An arboretum is a collection of a variety of woody plants – primarily trees – grown and maintained for educational, scientific, and ornamental purposes. The Cemetery’s arboretum features 80 varieties of trees including everything from an Austrian Pine to a Zelkova. Each tree is marked with a small plaque at its base and visitors can find a map online and at the sexton’s office with locations for each tree.
The idea for the arboretum was championed by Sexton Smith, who for 20 years was a near-constant presence at the cemetery, where he served as its 31st and longest-serving sexton. The arboretum unveiling took place this morning – his birthday – and a sign reading “Mark Smith Memorial Arboretum” was unveiled in the southwest corner of the cemetery, near the main entrance.

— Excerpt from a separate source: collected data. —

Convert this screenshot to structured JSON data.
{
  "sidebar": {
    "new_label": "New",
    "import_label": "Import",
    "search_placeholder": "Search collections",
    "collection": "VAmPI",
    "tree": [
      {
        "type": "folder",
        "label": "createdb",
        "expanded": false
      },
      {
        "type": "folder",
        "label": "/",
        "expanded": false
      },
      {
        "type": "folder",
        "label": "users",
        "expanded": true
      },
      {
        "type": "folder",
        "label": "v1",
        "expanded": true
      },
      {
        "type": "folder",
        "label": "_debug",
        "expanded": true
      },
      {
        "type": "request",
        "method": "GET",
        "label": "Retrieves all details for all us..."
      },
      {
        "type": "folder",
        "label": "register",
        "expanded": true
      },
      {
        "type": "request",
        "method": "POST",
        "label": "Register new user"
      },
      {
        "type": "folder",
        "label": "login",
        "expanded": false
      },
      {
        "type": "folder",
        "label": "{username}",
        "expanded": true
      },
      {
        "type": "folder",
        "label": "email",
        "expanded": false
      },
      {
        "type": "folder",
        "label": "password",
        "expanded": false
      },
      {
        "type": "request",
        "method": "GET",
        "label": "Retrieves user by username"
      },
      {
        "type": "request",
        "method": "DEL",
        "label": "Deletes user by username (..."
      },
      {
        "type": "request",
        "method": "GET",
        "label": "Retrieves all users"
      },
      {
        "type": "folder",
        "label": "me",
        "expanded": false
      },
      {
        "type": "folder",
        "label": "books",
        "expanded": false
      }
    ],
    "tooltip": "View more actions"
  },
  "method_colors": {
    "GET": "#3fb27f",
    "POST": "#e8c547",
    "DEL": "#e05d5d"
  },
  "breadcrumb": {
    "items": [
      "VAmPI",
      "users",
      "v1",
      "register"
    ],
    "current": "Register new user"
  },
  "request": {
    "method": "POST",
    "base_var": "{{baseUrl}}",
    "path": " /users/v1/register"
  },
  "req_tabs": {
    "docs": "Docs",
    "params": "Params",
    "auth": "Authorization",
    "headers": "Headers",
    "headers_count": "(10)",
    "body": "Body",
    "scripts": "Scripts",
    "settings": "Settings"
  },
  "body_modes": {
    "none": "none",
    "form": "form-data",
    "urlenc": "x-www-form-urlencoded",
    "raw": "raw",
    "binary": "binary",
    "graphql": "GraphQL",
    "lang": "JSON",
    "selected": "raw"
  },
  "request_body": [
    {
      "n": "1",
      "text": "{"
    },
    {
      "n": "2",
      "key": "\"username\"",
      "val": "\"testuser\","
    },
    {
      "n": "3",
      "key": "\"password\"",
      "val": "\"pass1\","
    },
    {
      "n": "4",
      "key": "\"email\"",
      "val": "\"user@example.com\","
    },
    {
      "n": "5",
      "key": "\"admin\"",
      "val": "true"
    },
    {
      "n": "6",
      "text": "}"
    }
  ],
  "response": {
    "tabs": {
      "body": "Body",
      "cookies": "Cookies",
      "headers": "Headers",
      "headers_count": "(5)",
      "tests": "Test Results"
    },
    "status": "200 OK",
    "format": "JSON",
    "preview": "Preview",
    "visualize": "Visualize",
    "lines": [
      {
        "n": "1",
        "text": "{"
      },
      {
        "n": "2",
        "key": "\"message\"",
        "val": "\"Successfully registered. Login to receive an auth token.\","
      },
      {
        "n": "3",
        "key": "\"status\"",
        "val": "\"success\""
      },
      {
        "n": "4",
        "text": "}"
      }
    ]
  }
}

“Over the last 170 years, generations of Salt Lake City residents have planted and cared for trees in hopes of cultivating a better quality of life. As a result of those efforts, a forest for people grew. Establishing an accredited arboretum on the Salt Lake City Cemetery grounds signifies the historical and enduring connection between trees and people in our great City,” said Salt Lake City Urban Forestry Director Tony Gliot.
Gliot and his team worked with Arbnet, an accrediting body, over the past year on the recognition. It’s the first formally-accredited arboretum on City property.